‘Yarn bombing,’ gardens and other ideas for a Cleveland Avenue corridor in Kansas City

Inside the Linwood YMCA Saturday, a video screen showed color sprouting on light poles and crosswalks along a stretch of Cleveland Avenue near a temporary bike repair shop and a community garden.

By: Mark Davis, The Kansas City Star

Inside the Linwood YMCA Saturday, a video screen showed color sprouting on light poles and crosswalks along a stretch of Cleveland Avenue near a temporary bike repair shop and a community garden.

This was how Cleveland Avenue between 27th and 31st streets looked to five students from Michigan State University. They’ve been studying the area in conjunction with a technical assistant on brownfields development working with Kansas State University.

On Saturday, they shared those visions and listened to ideas from residents and community leaders of the area during a mid-day session.

It was part of an expanding redevelopment effort anchored by one group’s plans to assemble properties and build single family homes in the area.

One idea: “Yarn bombing,” said Pat Crawford, a Kansas City native who works with those students as associate director of the School of Planning, Design and Construction at Michigan State. She described yarn bombing as a European thing starting to take hold in the United States.

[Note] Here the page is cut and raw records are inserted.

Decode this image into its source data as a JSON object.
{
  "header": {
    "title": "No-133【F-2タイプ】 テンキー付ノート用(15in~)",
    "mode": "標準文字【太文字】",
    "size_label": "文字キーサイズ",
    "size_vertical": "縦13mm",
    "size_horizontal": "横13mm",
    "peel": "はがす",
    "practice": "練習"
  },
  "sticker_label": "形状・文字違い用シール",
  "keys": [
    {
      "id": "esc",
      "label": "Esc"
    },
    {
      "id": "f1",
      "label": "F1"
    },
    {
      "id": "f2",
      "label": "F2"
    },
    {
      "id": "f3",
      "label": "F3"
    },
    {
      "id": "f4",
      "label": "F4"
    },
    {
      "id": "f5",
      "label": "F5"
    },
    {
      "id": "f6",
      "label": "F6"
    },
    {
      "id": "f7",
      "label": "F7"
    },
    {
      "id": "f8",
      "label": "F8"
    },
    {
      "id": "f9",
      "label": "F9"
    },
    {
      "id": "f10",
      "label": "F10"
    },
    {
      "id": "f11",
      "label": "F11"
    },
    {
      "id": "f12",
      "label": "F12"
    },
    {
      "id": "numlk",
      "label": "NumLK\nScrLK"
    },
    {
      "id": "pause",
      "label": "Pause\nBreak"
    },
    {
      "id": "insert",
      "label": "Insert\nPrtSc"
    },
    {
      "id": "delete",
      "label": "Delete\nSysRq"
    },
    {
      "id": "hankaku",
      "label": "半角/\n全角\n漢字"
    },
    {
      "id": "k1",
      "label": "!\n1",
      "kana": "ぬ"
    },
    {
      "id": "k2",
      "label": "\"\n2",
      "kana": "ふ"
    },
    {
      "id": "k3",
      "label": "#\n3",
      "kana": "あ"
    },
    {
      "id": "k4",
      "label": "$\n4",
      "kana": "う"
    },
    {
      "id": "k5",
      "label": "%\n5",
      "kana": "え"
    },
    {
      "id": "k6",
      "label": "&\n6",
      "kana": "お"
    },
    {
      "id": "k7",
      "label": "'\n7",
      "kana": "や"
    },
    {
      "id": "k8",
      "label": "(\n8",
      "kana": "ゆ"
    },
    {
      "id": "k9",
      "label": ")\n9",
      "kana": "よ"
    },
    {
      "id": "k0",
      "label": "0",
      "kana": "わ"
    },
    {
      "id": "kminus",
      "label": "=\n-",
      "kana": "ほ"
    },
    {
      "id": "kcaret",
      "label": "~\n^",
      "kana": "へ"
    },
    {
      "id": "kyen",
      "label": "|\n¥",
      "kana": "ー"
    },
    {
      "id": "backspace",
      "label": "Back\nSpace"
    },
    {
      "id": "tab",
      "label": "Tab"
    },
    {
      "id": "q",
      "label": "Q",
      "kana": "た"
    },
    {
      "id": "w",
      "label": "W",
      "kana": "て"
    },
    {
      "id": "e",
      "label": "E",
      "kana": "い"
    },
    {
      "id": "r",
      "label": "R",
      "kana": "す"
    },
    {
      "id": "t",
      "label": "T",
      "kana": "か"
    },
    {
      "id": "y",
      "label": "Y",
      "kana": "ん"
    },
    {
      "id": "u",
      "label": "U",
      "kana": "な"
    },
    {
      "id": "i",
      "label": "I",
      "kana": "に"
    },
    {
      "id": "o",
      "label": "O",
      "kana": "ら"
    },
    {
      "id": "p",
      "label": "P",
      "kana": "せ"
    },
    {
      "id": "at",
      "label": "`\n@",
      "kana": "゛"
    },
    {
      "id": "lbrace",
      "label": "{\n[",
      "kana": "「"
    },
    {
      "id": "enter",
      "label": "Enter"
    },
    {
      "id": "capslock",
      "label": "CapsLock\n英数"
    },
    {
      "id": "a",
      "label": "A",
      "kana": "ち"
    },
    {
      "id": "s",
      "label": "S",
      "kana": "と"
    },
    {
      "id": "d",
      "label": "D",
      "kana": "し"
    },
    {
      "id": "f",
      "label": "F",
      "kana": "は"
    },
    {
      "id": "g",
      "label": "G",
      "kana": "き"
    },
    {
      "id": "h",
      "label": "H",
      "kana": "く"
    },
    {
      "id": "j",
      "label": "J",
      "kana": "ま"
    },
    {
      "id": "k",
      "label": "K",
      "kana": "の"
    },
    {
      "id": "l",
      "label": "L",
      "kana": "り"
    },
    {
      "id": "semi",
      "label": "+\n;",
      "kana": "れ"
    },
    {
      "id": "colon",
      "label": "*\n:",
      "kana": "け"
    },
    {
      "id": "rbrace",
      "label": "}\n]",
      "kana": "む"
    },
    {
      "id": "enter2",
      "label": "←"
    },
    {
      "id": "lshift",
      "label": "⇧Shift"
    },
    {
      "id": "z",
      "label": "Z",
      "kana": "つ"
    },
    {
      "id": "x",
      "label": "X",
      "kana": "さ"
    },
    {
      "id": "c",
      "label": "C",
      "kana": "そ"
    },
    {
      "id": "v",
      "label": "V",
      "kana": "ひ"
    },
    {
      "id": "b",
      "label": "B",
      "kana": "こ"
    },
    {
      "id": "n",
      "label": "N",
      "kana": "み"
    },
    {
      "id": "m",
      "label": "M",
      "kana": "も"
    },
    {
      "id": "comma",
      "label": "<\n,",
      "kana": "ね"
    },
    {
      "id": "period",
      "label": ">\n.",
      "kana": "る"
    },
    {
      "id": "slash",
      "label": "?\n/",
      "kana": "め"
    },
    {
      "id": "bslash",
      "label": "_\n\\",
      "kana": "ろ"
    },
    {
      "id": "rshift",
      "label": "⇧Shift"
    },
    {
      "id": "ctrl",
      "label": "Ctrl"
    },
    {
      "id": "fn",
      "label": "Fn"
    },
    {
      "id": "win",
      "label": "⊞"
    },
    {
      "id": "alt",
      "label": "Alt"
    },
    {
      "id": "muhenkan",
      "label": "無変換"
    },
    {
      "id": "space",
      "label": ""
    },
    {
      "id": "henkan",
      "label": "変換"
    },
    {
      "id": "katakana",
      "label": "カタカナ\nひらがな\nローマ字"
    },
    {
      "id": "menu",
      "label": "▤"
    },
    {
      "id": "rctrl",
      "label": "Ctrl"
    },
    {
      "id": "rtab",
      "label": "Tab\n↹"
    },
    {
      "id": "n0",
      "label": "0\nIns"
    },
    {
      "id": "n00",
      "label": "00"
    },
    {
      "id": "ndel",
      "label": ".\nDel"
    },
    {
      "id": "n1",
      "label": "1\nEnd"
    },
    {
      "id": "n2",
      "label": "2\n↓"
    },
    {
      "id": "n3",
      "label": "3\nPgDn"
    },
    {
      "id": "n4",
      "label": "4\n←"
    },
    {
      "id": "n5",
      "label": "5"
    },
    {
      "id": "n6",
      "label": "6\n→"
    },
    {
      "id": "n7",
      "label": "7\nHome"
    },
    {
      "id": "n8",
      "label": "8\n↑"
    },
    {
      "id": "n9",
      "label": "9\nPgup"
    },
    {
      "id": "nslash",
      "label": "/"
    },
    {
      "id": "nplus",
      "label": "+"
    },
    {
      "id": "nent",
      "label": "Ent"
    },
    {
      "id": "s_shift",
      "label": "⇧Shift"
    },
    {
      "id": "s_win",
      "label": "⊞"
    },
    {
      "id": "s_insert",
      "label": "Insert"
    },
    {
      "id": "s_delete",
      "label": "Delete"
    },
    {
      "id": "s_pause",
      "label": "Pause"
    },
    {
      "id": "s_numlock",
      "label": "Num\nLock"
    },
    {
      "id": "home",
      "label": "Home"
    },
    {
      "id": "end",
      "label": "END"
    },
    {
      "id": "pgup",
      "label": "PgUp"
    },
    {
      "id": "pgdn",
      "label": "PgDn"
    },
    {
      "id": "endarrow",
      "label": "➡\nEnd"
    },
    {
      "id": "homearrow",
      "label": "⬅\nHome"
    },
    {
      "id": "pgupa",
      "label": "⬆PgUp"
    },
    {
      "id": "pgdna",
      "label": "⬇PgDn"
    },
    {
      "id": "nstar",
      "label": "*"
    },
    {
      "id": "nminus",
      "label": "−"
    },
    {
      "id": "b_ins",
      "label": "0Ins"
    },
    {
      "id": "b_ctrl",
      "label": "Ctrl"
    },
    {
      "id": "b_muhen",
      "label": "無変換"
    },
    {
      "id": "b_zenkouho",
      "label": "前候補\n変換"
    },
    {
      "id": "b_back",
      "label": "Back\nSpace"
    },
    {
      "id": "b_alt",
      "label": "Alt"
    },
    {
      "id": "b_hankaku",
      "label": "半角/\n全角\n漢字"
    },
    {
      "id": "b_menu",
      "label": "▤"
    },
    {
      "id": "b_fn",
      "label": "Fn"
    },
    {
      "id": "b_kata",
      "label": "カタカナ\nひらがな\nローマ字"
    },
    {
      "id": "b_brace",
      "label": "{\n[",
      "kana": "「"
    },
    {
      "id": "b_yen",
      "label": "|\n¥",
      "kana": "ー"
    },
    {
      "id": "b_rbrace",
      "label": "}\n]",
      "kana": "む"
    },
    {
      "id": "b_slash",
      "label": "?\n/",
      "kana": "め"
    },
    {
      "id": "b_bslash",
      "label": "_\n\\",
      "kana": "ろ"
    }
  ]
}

“A community gets together and they decide they’re going to bomb an area with yarn,” Crawford said to about 20 attendees. “They wrap things — they come up with patterns — light poles or power poles. The whole area is this colorful strip.”

Or, she said, “celebrate the crosswalks” with paint, perhaps making one look like piano keys. There were digital displays and poster boards showing just what Crawford and her students had envisioned.

“It’s not permanent. At some point it’s going to come down. You can do it again. You can do something else,” Crawford said.

More lasting ideas circled as well, such as a pop-up bicycle repair shop or a community garden that could fill a lot or two until someone buys it for a house or business.

The Michigan State students also weighed ideas for an old school at the north end of the Cleveland corridor they studied.

“We’re thinking it could be a multiuse building. It could be used for senior living, event space, apartments, office space,” said Stephanie Onwenu, one of two students who came to Kansas City with Crawford to present the ideas.

Saturday’s presentation grew from a November meeting at which community leaders shared their ideas and sense of what Cleveland Avenue should become. It was another step to propel redevelopment within a larger area that city studies in 2002 and 2011 showed were in need of help.

“Cleveland is a fairly quiet area,” said Sabine Martin, whose CTOR Solutions works with the Environmental Protection Agency’s Technical Assistance for Brownfields program at Kansas State. “So biking could be an option, bike lanes.”

These were ideas, not plans. No timetable is in place, certainly not for larger redevelopment efforts and needed sidewalk repairs.

“The little bitty things,” Sabine said, “you could do that this afternoon.”

Not that residents of the Cleveland corridor have been sitting idle. Saturday’s session grew out of Urban Success’s plans to build housing in the South Roundtop Neighborhood.

The group’s Resurrection Village project has been assembling properties for construction of two dozen or more single family homes and had gotten attention of the EPA’s brownfields program.

A group of students from the University of Missouri-Kansas City are ready to help Urban Success, providing feasibility analysis and information on tax credits and financial options. Urban Success is one of six projects in the Kansas City area that is part of an inter-disciplinary course at UMKC this spring.

Urban Success has been funded in part from a settlement over gasoline fumes and leaks in the area.